DG Statement | 11 Oct, 2021

IUCN Director General’s statement for the UN Biodiversity Conference

Biodiversity continues to decline at unprecedented rates. The resulting global loss of life and livelihoods is an existential emergency. Last month, IUCN’s 1,500 Members discussed the post-2020 global biodiversity framework at the IUCN World Conservation Congress in Marseille, France. We therefore arrive at today’s UN Biodiversity Conference empowered by our state, civil society, and indigenous peoples Members. The Union has strongly reaffirmed that the framework must be ‘fit for purpose’, through adopting ambitious goals and targets to address the loss of nature together with the linked challenges of climate change, and land degradation.

content hero image

IUCN Director General Dr Bruno Oberle reiterates the Union’s call to increase investment in nature at the IUCN Congress in Marseille, France, September 2021

Photo: IUCN / Ecodeo / Margarita Corporan

These three crises are inextricably linked and need integrated approaches. For example, nature-based solutions could provide more than a third of the climate change mitigation needed by 2030 to stabilise warming to below 2°C. Only with a bold and coordinated approach can we halt and reverse the loss of nature by 2030, to achieve recovery and restoration by 2050.

This unity must extend to all of society. The framework must recognise the role countries, sub-national governments, indigenous peoples and local communities, youth, civil society, and the private sector can play.
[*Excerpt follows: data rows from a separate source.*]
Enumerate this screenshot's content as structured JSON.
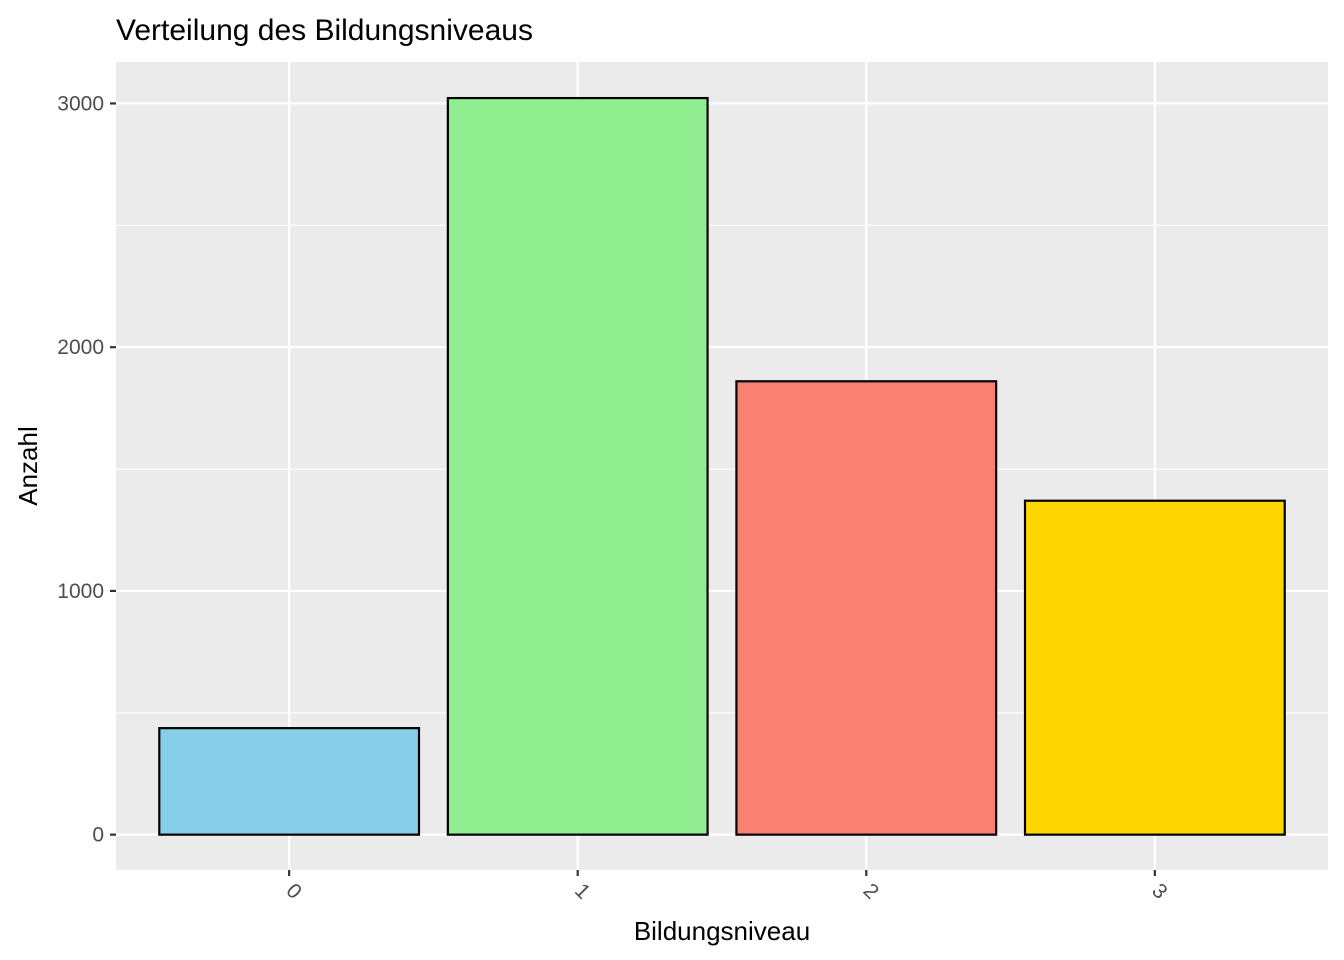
{
  "chart_data": {
    "type": "bar",
    "title": "Verteilung des Bildungsniveaus",
    "xlabel": "Bildungsniveau",
    "ylabel": "Anzahl",
    "categories": [
      "0",
      "1",
      "2",
      "3"
    ],
    "values": [
      437,
      3022,
      1860,
      1370
    ],
    "colors": [
      "#87ceeb",
      "#90ee90",
      "#fa8072",
      "#ffd700"
    ],
    "ylim": [
      -145,
      3170
    ],
    "yticks": [
      0,
      1000,
      2000,
      3000
    ],
    "yticks_minor": [
      500,
      1500,
      2500
    ],
    "ytick_labels": [
      "0",
      "1000",
      "2000",
      "3000"
    ],
    "grid": true,
    "legend": "none",
    "xtick_rotation": 45
  }
}
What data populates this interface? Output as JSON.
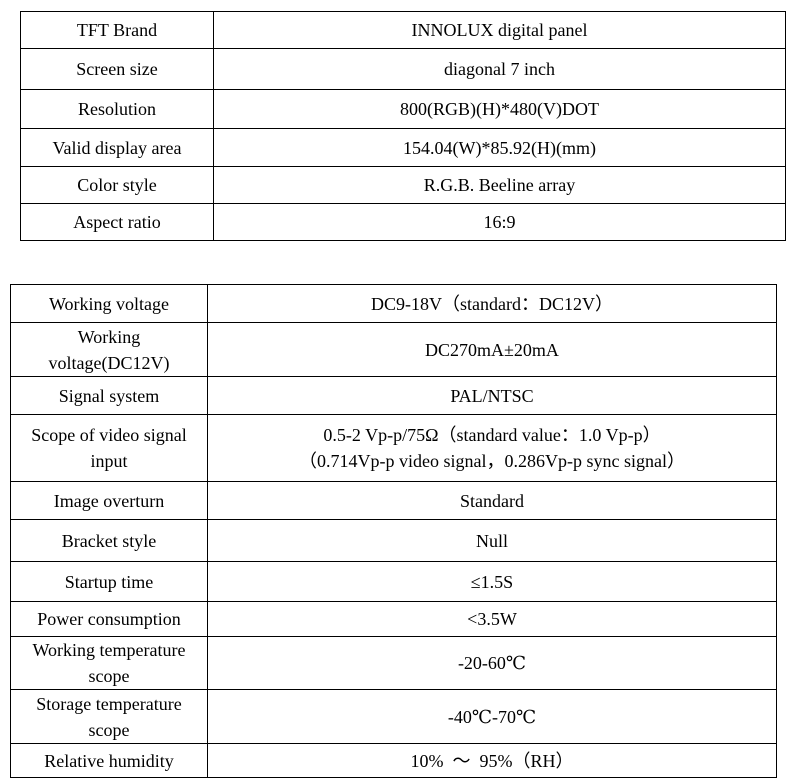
{
  "table1": {
    "rows": [
      {
        "label": "TFT Brand",
        "value": "INNOLUX digital panel"
      },
      {
        "label": "Screen size",
        "value": "diagonal 7 inch"
      },
      {
        "label": "Resolution",
        "value": "800(RGB)(H)*480(V)DOT"
      },
      {
        "label": "Valid display area",
        "value": "154.04(W)*85.92(H)(mm)"
      },
      {
        "label": "Color style",
        "value": "R.G.B. Beeline array"
      },
      {
        "label": "Aspect ratio",
        "value": "16:9"
      }
    ]
  },
  "table2": {
    "rows": [
      {
        "label": "Working voltage",
        "value": "DC9-18V（standard：DC12V）"
      },
      {
        "label_line1": "Working",
        "label_line2": "voltage(DC12V)",
        "value": "DC270mA±20mA"
      },
      {
        "label": "Signal system",
        "value": "PAL/NTSC"
      },
      {
        "label_line1": "Scope of video signal",
        "label_line2": "input",
        "value_line1": "0.5-2 Vp-p/75Ω（standard value：1.0 Vp-p）",
        "value_line2": "（0.714Vp-p video signal，0.286Vp-p sync signal）"
      },
      {
        "label": "Image overturn",
        "value": "Standard"
      },
      {
        "label": "Bracket style",
        "value": "Null"
      },
      {
        "label": "Startup time",
        "value": "≤1.5S"
      },
      {
        "label": "Power consumption",
        "value": "<3.5W"
      },
      {
        "label_line1": "Working temperature",
        "label_line2": "scope",
        "value": "-20-60℃"
      },
      {
        "label_line1": "Storage temperature",
        "label_line2": "scope",
        "value": "-40℃-70℃"
      },
      {
        "label": "Relative humidity",
        "value": "10%  ～  95%（RH）"
      }
    ]
  }
}
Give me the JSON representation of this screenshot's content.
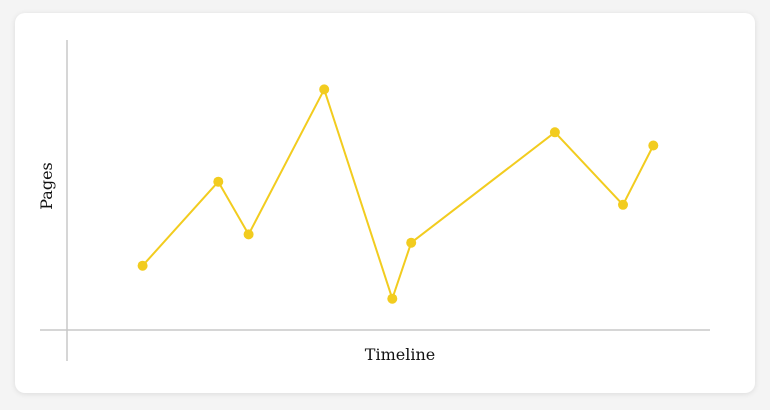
{
  "chart_data": {
    "type": "line",
    "title": "",
    "xlabel": "Timeline",
    "ylabel": "Pages",
    "grid": false,
    "x": [
      1,
      2,
      2.4,
      3.4,
      4.3,
      4.55,
      6.45,
      7.35,
      7.75
    ],
    "series": [
      {
        "values": [
          19.5,
          45,
          29,
          73,
          9.5,
          26.5,
          60,
          38,
          56
        ]
      }
    ],
    "xlim": [
      0,
      8.5
    ],
    "ylim": [
      0,
      88
    ],
    "colors": {
      "line": "#f2cc1f",
      "axis": "#c8c8c8"
    }
  }
}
Furthermore, the framework must be a unified action plan that integrates and achieves the objectives of the Convention on Biological Diversity, the other two Rio Conventions, and the biodiversity-related conventions and processes. It must fully align with and contribute to the 2030 Sustainable Development Goals.

In particular, the framework – recognising the key role nature-based solutions can play – must:

  1. Protect 30% of the planet by 2030. These must be the right places (key biodiversity areas), which must be effectively managed and equitably governed. The IUCN Green List of Protected and Conserved Areas can support this ambitious target.
     
  2. Conserve the oceans for nature and society. Under the leadership of Western Indian Ocean states, IUCN is committed to the Great Blue Wall Initiative; to develop a regenerative blue economy that benefits 70 million people, while conserving and restoring marine and coastal biodiversity.
     
  3. Scale up species conservation to improve the status of wild species, ensuring that their use is safe, legal, and sustainable. In consultation with the biodiversity-related conventions, we offer help through the developing Global Species Action Plan which provides tools and policies for governments worldwide.
     
  4. Restore more degraded ecosystems globally, through the UN Decade on Ecosystem Restoration. IUCN is proud to work with the government of China, for example, to help restore and best manage 45 million hectares of planted forests.
     
  5. Ensure sufficient funding goes to nature. The world must increase investments from all sources so that 0.7-1% of global GDP funds the framework’s implementation. More generally, states need to integrate nature into economic policies through redirecting harmful subsidies by at least USD 500 billion annually.

The negotiations that begin today must lead to a plan that truly protects biodiversity: our life support system. If we take urgent action now, it is not too late to overcome the crises facing us.

IUCN thus welcomes the Kunming Declaration and looks forward to supporting its implementation together with all partners at the Conference and around the globe. Only through this can we secure a future for life on Earth.